# How to get the most flavor out of Black Pepper ?



## sunny (Apr 18, 2011)

Hello to all

I need some advice on how to extract the most flavor out of Black Peppercorns in cooking?

Regards


----------



## chefedb (Apr 3, 2010)

Crack them first and then tie in a piece of cheesecloth  (make a T-bag)  submerge and cook in whatever you are making. And make sure they are not old or have just been sitting around for a long time .


----------



## sunny (Apr 18, 2011)

chefedb said:


> Crack them first and then tie in a piece of cheesecloth (make a T-bag) submerge and cook in whatever you are making. And make sure they are not old or have just been sitting around for a long time .


What about freezing the corns or boiling the cracked pepper T-bag in water for long period and adding the liquid to whats cooking?

Also is there such a thing as Black pepper Extract ?


----------



## kyheirloomer (Feb 1, 2007)

A slight disagreement, Ed.

Whole peppercorns will last two days longer than forever. It's only after they've been broken or ground that their essential oils degrade.

The entire spice trade was based on the simple fact that whole spices do not lose their potency. The spice caravans typically took two years---and often longer---to get from the spice origins to Venice, with no ill effects.

The important thing for Sunny to understand is that, for best effect, she should be buying whole spices, rather than preground, and crush or grind them just before using.


----------



## sunny (Apr 18, 2011)

KYHeirloomer said:


> A slight disagreement, Ed.
> 
> Whole peppercorns will last two days longer than forever. It's only after they've been broken or ground that their essential oils degrade.
> 
> ...


Hi, yes i do buy whole spices and ground them myself for best effect but i want to know if there are techniques when it comes to getting a stronger cracked pepper taste in cooking without the heat?


----------



## siduri (Aug 13, 2006)

I personally don;t like black pepper to be in a cloth bag, but i like the direct contact with the food.  I think the black pepper grindings are really appealing to look at, and the full flavor comes out when you bite into them. 
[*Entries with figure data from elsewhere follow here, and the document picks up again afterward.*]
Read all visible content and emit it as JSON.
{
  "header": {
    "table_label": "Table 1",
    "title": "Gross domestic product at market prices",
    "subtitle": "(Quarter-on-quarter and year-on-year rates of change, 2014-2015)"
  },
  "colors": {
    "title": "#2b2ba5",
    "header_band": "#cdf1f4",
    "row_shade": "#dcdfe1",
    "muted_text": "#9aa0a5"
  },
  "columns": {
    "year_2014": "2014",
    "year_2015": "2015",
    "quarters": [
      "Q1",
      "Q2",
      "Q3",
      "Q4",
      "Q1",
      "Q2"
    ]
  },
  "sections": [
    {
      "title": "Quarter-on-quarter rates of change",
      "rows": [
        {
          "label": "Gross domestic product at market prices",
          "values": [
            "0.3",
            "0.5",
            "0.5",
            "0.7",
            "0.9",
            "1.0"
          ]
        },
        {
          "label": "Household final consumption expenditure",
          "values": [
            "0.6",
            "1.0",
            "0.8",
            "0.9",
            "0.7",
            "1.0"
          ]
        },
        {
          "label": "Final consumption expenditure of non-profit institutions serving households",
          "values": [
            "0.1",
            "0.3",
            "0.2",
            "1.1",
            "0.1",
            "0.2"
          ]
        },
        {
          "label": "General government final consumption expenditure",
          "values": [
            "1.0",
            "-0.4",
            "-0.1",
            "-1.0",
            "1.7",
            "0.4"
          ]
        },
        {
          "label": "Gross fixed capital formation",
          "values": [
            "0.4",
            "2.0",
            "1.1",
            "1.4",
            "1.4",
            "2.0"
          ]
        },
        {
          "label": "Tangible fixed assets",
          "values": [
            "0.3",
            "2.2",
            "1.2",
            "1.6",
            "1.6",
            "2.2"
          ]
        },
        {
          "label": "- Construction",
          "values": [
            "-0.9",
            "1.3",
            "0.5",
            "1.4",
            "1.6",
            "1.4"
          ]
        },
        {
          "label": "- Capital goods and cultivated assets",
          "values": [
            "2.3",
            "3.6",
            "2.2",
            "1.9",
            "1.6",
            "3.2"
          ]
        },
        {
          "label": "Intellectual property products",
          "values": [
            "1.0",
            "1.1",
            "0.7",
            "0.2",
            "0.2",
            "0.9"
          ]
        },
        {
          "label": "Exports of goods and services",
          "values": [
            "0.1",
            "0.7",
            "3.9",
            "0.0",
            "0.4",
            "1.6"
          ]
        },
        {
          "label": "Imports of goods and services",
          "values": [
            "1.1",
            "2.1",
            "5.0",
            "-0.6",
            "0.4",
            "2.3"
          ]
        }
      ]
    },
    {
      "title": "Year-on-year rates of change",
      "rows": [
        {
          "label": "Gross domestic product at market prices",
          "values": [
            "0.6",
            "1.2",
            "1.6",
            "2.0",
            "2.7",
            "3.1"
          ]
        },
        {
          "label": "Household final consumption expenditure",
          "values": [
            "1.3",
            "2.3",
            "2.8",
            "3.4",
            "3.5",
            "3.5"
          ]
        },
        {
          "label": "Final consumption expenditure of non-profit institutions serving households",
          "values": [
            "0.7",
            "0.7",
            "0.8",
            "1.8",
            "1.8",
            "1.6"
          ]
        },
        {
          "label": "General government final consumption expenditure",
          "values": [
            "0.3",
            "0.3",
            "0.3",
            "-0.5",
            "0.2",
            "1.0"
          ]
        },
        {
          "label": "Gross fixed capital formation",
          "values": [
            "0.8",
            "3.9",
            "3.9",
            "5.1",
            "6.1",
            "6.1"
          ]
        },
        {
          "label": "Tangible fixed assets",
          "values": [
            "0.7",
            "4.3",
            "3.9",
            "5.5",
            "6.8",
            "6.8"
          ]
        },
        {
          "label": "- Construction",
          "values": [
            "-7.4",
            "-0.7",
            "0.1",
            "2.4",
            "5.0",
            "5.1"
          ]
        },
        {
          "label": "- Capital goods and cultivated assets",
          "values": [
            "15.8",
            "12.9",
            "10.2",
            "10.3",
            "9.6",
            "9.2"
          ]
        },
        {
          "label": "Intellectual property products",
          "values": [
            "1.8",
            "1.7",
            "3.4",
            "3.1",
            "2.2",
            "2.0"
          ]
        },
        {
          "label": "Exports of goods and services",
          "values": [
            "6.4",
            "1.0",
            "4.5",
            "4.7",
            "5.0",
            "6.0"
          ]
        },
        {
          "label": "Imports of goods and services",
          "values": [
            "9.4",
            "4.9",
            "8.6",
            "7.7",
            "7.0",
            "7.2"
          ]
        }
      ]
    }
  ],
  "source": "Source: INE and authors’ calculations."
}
When i want added flavor, i grind the pepper into the oil that i'm going to cook something in.  Maybe it's not any different but i get the feeling it's a more intense pepper flavor.


----------



## slowjuicerdave (Apr 6, 2011)

Ah, you don't want the heat? Obviously, you know about the importance of freshly cracked and ground pepper. One way to reduce the heat and keep a lot of the flavor is to grind or crack your pepper corns into a saute pan over low heat. Let the pepper roast off a bit without burning it. You won't get any carbon although the pepper corns may darken in color. I've always referred to this as "road tar" although it really doesn't obtain a tar like consistency. If you roast your pepper corns in a saute pan, you will lose a majority of the heat and keep a good flavor while not having to dilute what ever it is that your cooking with liquid. I do this frequently when making almost anything "au poivre". I hope this helps. It certainly works well for me.


----------



## chefedb (Apr 3, 2010)

Reason I told him bag is because I don't know what he is making and by putting in bag( bouquet garni style) he does not have to strain whatever he 's doing.


----------



## chefedb (Apr 3, 2010)

KYHeirloomer said:


> A slight disagreement, Ed.
> 
> Whole peppercorns will last two days longer than forever. It's only after they've been broken or ground that their essential oils degrade.
> 
> ...


I agree I only told him to crack it before cooking and adding it then to whatever he's making not just cracking and leaving sit in a jar.

I want the pepper to lose it's potency to whatever he is making at the time.


----------



## dc sunshine (Feb 26, 2007)

Sunny, hi 

It depends a bit on what you are making.  If it's a peppered steak, just grind it from whole and press into the steak.  If it's a stew/casserole/soup, the bagging idea may work for you.

Have you given a thought to using white peppercorns?  They give a great flavour but not the same kind of heat that black pepper gives.  Just a thought, it may be worth playing with.

In an ideal world I would dry toast in a pan all my whole spices then grind/smash for the best effect as per Indian cooking.  It releases the volatile oils and increases the flavour very much.  Take out of pan as soon as they get fragrant, let cool a tad then proceed.


----------



## cutlermax (Jan 17, 2016)

Chef,

I want to make a table smoked black pepper spice

Cutlermax


----------